Where You Thirsty Types Might Want to Stay in Normandy.

We heard about the Ferme du Pressoir from a friend, who read about it in Rick Steves. That Rick Steves, he tends to be good for business. He also tends to be dead-on right. This was a great place.

It wasn't just Odile, the jolly matron who kept us well plied with chocolate croissants, coffee, and omelets made with eggs fresh from her farm. Neither was it the typically rustic decor, comfy beds, or fire-hydrant-strong water pressure in the showers. Nor the handy proximity to Bayeux and its tapestry, the D-Day beaches, or stunning Mont St-Michel.

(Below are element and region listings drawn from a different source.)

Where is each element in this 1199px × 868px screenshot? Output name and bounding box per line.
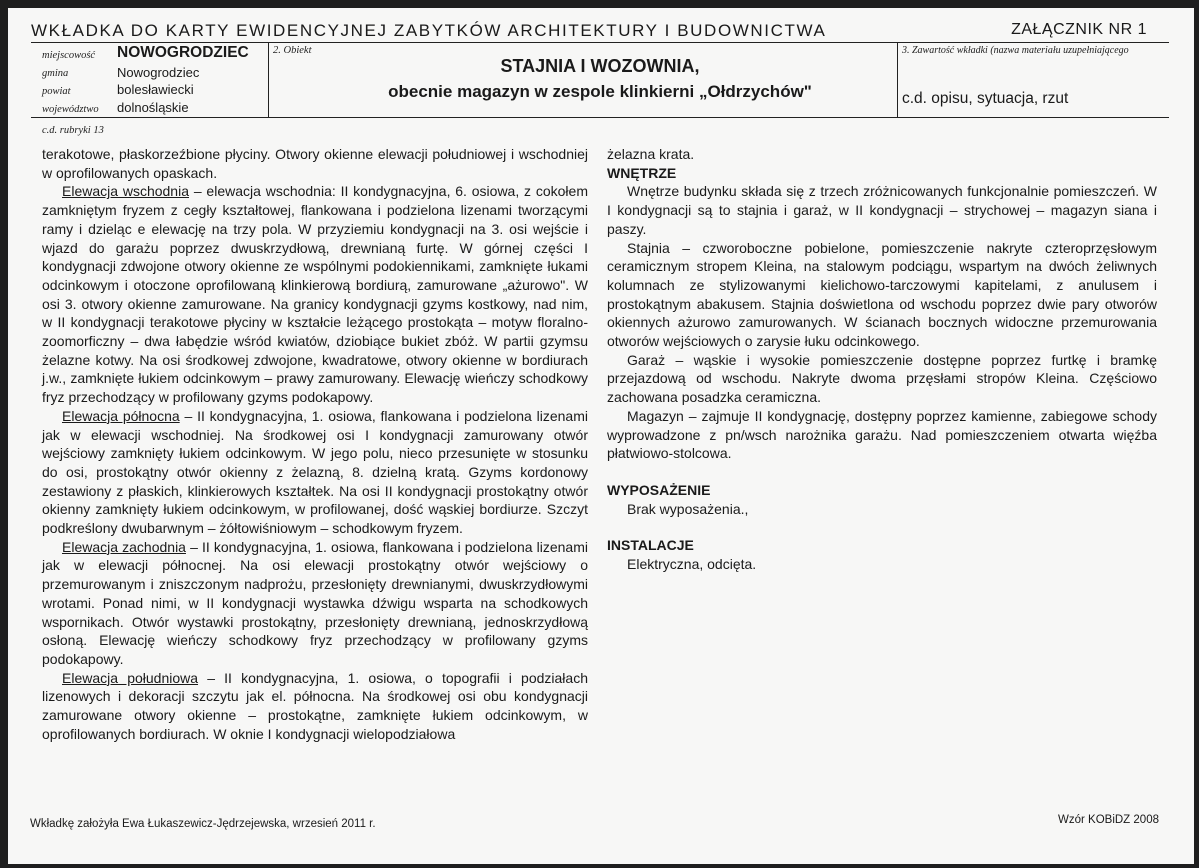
label-miejscowosc: miejscowość [42, 50, 96, 61]
paragraph-west-elevation [42, 538, 588, 669]
heading-west-elevation: Elewacja zachodnia [62, 538, 186, 555]
header-bottom-rule [31, 117, 1169, 118]
location-powiat: bolesławiecki [117, 82, 194, 97]
text-east-elevation: – elewacja wschodnia: II kondygnacyjna, 6. osiowa, z cokołem zamkniętym fryzem z cegły kształtowej, flankowana i podzielona lizenami tworzącymi ramy i dzieląc e elewację na trzy pola. W przyziemiu kondygnacji na 3. osi wejście i wjazd do garażu poprzez dwuskrzydłową, drewnianą furtę. W górnej części I kondygnacji zdwojone otwory okienne ze wspólnymi podokiennikami, zamknięte łukami odcinkowym i otoczone oprofilowaną klinkierową bordiurą, zamurowane „ażurowo". W osi 3. otwory okienne zamurowane. Na granicy kondygnacji gzyms kostkowy, nad nim, w II kondygnacji terakotowe płyciny w kształcie leżącego prostokąta – motyw floralno-zoomorficzny – dwa łabędzie wśród kwiatów, dziobiące bukiet zbóż. W partii gzymsu żelazne kotwy. Na osi środkowej zdwojone, kwadratowe, otwory okienne w bordiurach j.w., zamknięte łukiem odcinkowym – prawy zamurowany. Elewację wieńczy schodkowy fryz przechodzący w profilowany gzyms podokapowy. [42, 183, 588, 406]
right-intro: żelazna krata. [607, 146, 695, 162]
label-wojewodztwo: województwo [42, 104, 99, 115]
left-intro: terakotowe, płaskorzeźbione płyciny. Otwory okienne elewacji południowej i wschodniej w oprofilowanych opaskach. [42, 146, 588, 181]
paragraph-interior-1: Wnętrze budynku składa się z trzech zróżnicowanych funkcjonalnie pomieszczeń. W I kondygnacji są to stajnia i garaż, w II kondygnacji – strychowej – magazyn siana i paszy. [607, 183, 1157, 237]
text-installations: Elektryczna, odcięta. [627, 556, 757, 573]
paragraph-north-elevation [42, 407, 588, 538]
object-title: STAJNIA I WOZOWNIA, [500, 56, 700, 76]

No, my favorite part, naturally, was the unlabeled bottles of cider, made right there on the farm, that kept reappearing in the fridge night after night. We were there three evenings, and only on the first did we make the mistake of eating out. Why go to a restaurant when you can cover your B&B table in funky local cheeses — Livarot, Pont-L'Évêque, Camembert and Neufchâtel — slather them across some crusty bread and wash it down with all that dry, floral cider? (Self-catering is an underrated art, by the way.)

We didn't want to leave. But Odile made it slightly easier by handing me another unlabeled bottle on the way out.

Pictured: Grandpa Willard and a bounty of pain au chocolat study up on their WWII history.